The Gloucester County Amateur Radio Club proudly operates a SatNOGS (Satellite Networked Open Ground Station) receiver as part of the global Libre Space Foundation network. SatNOGS is an open-source, crowdsourced system that enables distributed ground stations to automatically track and receive telemetry, data, and signals from hundreds of amateur radio satellites orbiting Earth.

Our station, known as W2MMD GCARC Clubhouse (Station 223), is integrated with the club’s high-performance satellite antenna array: a 22-element cross-Yagi on 2 meters (144 MHz) and a 42-element cross-Yagi on 70 cm (432 MHz), mounted on an azimuth-elevation rotator. This setup provides exceptional gain and sensitivity—far superior to many other East Coast stations—allowing reliable reception of weak signals from low-Earth-orbit satellites.

Thanks to these powerful antennas, our station consistently achieves high-quality observations, making it a popular choice on the SatNOGS network.

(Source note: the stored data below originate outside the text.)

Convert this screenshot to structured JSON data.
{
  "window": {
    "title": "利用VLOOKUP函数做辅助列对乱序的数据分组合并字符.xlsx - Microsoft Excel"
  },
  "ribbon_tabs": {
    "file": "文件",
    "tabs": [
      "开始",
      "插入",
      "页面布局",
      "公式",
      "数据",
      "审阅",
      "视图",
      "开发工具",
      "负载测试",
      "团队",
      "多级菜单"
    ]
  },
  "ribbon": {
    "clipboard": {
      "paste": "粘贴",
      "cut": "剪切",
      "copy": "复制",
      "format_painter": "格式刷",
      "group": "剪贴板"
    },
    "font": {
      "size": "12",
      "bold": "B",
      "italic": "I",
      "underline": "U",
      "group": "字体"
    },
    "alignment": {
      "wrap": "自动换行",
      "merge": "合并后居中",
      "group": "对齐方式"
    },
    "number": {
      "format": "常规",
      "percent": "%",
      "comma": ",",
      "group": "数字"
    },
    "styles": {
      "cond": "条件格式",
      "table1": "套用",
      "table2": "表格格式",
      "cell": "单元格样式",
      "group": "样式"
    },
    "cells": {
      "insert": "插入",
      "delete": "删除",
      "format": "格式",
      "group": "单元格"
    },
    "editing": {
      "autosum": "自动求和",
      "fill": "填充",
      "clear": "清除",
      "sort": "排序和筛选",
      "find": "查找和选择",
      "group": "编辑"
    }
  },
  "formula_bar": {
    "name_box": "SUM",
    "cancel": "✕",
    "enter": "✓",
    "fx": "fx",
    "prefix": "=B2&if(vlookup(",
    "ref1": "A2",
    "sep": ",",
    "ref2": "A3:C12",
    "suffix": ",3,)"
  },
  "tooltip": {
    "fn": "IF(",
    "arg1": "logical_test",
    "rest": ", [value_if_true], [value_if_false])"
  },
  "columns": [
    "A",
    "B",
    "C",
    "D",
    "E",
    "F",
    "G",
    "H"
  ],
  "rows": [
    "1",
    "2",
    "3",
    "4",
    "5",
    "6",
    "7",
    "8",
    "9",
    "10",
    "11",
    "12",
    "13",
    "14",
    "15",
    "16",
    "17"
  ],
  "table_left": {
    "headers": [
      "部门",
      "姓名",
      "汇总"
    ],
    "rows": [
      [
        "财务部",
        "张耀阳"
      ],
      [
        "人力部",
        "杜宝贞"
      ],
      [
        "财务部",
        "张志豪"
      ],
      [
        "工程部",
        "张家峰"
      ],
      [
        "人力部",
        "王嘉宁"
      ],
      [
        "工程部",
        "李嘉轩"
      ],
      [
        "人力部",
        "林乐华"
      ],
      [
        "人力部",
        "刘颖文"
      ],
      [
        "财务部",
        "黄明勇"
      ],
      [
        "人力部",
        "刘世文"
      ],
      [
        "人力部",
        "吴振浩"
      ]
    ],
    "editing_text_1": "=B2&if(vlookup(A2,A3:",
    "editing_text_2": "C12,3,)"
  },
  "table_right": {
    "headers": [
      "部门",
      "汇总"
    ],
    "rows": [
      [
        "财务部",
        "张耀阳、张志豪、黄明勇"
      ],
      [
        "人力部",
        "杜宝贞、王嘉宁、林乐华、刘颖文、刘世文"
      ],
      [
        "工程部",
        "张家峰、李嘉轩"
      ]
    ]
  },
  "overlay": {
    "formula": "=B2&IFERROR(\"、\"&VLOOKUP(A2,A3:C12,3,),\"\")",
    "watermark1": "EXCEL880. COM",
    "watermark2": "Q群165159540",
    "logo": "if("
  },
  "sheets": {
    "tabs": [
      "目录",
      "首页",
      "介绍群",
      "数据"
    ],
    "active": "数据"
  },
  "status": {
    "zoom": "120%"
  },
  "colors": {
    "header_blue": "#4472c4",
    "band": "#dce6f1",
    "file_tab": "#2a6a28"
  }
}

Users worldwide schedule passes on Station 223 to capture telemetry from a wide variety of satellites, including CubeSats, educational payloads, and weather/imaging birds that transmit on amateur frequencies.
Contribution to Satellite Science
By participating in SatNOGS, GCARC directly supports the global amateur satellite community and space research:
- Collecting and publicly archiving telemetry data for satellite operators, universities, and organizations to monitor spacecraft health, orbits, and experiments
- Enabling decoding of scientific payloads, such as environmental sensors, radiation measurements, or technology demonstrations
- Providing reliable data during launch campaigns and for long-term orbit tracking
- Promoting open-source collaboration and education in space communications
View our station’s status, past observations, and schedule future passes at the official page: SatNOGS Station 223 – W2MMD GCARC Clubhouse.
This resource exemplifies GCARC’s commitment to advanced VHF/UHF operations and citizen science in space!